The Union was taken, by its Northern worshipers, from a
contractual institution that can either be cleaved to or scrapped, and
turned into a divinized entity, which must be worshipped, and which
must be permanent, unquestioned, all-powerful. There is no heresy
greater, nor political theory more pernicious, than sacralizing the
secular. But this monstrous process is precisely what happened when
Abraham Lincoln and his northern colleagues made a god out of the
Union. If the British forces fought for bad King George, the Union
armies pillaged and murdered on behalf of this pagan idol, this
"Union," this Moloch that demanded terrible human sacrifice to sustain
its power and its glory.
For in this War Between the States, the South may have fought for
its sacred honor, but the Northern war was the very opposite of
honorable. We remember the care with which the civilized nations had
developed classical international law. Above all, civilians must not be
targeted; wars must be limited. But the North insisted on creating a
conscript army, a nation in arms, and broke the 19th-century rules of
war by specifically plundering and slaughtering civilians, by
destroying civilian life and institutions so as to reduce the South to
submission. Sherman’s infamous March through Georgia was one of the
great war crimes, and crimes against humanity, of the past
century-and-a-half. Because by targeting and butchering civilians,
Lincoln and Grant and Sherman paved the way for all the genocidal
honors of the monstrous 20th century. There has been a lot of talk in
recent years about memory, about never forgetting about history as
retroactive punishment for crimes of war and mass murder. As Lord
Acton, the great libertarian historian, put it, the historian, in the
last analysis, must be a moral judge. The muse of the historian, he
wrote, is not Clio, but Rhadamanthus, the legendary avenger of innocent
blood. In that spirit, we must always remember, we must never forget,
we must put in the dock and hang higher than Haman, those who, in
modern times, opened the Pandora’s Box of genocide and the
extermination of civilians: Sherman, Grant, and Lincoln.

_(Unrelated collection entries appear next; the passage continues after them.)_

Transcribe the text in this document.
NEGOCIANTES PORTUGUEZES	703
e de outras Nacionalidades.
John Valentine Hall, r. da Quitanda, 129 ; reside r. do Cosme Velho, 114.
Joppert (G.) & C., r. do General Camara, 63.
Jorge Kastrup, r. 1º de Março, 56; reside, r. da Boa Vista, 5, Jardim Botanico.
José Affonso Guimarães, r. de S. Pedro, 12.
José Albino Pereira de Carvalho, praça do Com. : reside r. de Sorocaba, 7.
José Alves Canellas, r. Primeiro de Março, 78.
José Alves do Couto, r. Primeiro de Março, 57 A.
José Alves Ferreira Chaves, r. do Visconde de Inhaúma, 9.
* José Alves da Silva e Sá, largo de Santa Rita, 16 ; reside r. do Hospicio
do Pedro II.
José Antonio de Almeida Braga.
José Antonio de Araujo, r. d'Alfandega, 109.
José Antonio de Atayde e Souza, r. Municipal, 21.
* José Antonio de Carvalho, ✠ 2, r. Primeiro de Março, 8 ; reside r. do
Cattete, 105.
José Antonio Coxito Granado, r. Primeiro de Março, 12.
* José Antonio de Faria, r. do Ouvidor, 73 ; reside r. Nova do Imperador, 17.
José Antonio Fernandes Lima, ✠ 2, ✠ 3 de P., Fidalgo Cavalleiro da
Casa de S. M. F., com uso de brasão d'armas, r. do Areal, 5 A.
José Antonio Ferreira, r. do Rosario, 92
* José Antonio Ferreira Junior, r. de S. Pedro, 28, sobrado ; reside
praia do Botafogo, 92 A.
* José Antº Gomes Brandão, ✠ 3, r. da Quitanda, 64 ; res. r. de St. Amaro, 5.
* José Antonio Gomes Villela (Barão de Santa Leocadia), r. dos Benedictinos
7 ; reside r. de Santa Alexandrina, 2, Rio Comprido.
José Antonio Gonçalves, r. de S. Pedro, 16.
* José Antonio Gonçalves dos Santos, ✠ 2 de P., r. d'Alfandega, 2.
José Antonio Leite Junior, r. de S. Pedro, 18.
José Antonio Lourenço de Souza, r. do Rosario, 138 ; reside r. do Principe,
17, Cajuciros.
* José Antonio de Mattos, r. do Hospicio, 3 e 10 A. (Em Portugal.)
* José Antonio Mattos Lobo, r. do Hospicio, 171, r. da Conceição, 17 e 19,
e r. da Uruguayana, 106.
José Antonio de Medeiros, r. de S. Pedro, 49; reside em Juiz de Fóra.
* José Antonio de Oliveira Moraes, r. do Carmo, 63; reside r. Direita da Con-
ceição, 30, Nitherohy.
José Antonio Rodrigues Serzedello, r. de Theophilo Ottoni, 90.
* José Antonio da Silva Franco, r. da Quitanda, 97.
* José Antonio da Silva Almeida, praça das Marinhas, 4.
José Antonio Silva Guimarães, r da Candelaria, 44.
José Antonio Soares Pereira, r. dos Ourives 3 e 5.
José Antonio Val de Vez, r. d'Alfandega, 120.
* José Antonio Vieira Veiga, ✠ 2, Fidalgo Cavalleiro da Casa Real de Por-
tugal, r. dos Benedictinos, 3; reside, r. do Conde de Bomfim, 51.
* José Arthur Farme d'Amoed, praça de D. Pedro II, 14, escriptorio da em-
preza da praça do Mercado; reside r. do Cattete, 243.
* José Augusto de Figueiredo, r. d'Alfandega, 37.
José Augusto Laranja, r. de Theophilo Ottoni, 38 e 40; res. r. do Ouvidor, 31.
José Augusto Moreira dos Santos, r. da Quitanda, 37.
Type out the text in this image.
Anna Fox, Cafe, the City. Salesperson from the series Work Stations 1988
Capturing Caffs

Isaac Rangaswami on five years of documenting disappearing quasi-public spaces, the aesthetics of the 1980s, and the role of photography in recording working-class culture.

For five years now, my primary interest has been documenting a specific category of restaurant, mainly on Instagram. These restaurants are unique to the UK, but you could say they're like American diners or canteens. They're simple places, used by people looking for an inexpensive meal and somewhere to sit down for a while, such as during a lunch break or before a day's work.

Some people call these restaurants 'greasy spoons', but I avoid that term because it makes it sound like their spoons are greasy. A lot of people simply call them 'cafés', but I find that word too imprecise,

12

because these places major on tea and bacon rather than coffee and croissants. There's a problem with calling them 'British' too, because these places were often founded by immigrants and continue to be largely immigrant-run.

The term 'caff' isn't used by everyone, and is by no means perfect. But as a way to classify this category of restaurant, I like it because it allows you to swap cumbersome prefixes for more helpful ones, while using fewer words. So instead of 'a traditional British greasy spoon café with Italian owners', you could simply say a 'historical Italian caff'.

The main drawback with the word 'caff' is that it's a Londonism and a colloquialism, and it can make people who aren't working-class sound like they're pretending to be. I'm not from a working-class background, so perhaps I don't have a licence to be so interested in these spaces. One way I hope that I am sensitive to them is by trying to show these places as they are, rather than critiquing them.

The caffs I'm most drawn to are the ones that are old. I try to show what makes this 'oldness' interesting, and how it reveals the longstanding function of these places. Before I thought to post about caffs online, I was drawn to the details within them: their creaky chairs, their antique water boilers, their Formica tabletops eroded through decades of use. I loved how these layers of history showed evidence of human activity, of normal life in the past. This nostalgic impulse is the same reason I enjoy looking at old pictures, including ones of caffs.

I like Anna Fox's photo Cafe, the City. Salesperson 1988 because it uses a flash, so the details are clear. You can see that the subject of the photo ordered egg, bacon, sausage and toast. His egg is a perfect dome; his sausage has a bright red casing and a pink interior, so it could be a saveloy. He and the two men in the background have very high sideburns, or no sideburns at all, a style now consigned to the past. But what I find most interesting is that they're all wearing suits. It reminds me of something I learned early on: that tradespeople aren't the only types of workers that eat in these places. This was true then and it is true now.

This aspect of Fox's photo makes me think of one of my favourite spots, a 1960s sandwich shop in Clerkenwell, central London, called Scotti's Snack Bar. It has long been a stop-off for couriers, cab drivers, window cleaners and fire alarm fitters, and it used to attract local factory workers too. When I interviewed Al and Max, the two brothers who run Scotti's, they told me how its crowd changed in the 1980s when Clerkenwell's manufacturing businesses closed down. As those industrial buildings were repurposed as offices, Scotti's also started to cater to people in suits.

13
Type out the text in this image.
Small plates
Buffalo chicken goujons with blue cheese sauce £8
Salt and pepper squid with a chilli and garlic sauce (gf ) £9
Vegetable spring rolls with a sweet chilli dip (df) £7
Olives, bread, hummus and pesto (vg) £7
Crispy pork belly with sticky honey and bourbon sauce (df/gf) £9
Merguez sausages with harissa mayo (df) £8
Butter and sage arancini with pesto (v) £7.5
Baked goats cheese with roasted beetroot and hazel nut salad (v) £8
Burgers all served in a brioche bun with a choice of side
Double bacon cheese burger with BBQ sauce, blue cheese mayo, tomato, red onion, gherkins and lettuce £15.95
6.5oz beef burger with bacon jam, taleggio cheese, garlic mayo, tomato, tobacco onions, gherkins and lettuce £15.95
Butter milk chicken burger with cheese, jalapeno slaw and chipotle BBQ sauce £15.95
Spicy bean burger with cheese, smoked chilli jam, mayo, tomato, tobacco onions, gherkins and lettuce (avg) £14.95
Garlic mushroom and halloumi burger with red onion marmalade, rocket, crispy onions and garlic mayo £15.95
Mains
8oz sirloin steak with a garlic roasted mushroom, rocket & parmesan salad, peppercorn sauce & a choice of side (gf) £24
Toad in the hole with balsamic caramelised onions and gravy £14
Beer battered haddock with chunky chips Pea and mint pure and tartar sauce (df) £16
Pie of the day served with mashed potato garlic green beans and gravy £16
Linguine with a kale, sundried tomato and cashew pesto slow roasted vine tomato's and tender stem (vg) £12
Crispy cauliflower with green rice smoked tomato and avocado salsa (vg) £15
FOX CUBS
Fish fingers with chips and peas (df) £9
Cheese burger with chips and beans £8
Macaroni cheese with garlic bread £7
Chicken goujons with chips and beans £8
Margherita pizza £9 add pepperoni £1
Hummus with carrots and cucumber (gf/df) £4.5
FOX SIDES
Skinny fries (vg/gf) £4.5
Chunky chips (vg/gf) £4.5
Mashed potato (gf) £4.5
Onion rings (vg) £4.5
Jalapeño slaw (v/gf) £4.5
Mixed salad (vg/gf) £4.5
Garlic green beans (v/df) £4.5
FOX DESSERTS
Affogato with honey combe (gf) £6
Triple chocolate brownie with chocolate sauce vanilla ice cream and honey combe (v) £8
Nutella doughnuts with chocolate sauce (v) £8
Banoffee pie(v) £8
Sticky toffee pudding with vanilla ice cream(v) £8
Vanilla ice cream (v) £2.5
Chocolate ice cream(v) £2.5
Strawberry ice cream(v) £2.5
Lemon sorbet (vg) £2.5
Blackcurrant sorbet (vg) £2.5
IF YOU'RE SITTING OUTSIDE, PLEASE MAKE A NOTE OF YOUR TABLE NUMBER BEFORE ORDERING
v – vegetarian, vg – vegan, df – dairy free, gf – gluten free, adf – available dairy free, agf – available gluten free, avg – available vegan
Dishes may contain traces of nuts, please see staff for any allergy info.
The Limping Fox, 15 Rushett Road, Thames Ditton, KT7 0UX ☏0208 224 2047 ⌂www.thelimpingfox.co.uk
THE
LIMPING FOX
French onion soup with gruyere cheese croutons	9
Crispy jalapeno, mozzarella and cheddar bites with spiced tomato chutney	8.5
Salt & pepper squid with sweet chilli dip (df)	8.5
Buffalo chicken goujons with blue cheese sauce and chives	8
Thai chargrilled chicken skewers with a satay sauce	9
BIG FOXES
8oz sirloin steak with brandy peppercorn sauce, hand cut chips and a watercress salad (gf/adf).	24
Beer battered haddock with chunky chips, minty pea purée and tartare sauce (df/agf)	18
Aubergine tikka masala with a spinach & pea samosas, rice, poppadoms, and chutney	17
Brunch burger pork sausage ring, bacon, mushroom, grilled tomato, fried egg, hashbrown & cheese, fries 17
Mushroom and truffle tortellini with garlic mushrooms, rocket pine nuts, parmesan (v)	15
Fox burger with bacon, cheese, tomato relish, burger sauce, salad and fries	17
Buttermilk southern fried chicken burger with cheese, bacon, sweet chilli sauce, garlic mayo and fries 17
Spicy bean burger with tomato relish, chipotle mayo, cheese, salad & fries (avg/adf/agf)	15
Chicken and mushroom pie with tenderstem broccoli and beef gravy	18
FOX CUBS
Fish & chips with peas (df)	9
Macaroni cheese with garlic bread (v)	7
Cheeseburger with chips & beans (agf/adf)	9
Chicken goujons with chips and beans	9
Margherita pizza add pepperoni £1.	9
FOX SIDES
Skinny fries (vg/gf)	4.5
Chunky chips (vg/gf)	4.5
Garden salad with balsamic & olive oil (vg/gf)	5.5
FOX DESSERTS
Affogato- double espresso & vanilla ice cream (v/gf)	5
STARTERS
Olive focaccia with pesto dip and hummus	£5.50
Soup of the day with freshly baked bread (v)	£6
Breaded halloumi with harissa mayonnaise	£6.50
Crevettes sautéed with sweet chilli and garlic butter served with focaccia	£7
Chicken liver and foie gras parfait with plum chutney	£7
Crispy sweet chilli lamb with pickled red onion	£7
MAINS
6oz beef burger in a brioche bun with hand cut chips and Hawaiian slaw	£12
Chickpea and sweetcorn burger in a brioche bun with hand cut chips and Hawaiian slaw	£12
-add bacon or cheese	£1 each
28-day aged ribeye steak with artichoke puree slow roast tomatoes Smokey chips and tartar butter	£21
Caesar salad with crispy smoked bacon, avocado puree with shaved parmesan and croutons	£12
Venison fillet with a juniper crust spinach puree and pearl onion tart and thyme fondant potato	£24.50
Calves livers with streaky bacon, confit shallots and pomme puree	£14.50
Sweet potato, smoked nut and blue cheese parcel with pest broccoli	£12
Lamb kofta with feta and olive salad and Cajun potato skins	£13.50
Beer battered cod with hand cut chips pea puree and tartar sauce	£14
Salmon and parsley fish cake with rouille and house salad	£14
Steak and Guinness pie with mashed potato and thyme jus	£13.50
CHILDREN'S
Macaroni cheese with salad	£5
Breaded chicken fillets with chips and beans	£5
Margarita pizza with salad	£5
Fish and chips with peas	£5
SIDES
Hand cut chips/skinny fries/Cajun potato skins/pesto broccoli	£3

Perhaps, some day, their statues, like Lenin’s in Russia, will be
toppled and melted down; their insignias and battle flags will be
desecrated, their war songs tossed into the fire. And then Davis and
Lee and Jackson and Forrest, and all the heroes of the South, "Dixie"
and the Stars and Bars, will once again be truly honored and remembered.
The above, though a lot of excerpts, is just a scratch on the surface.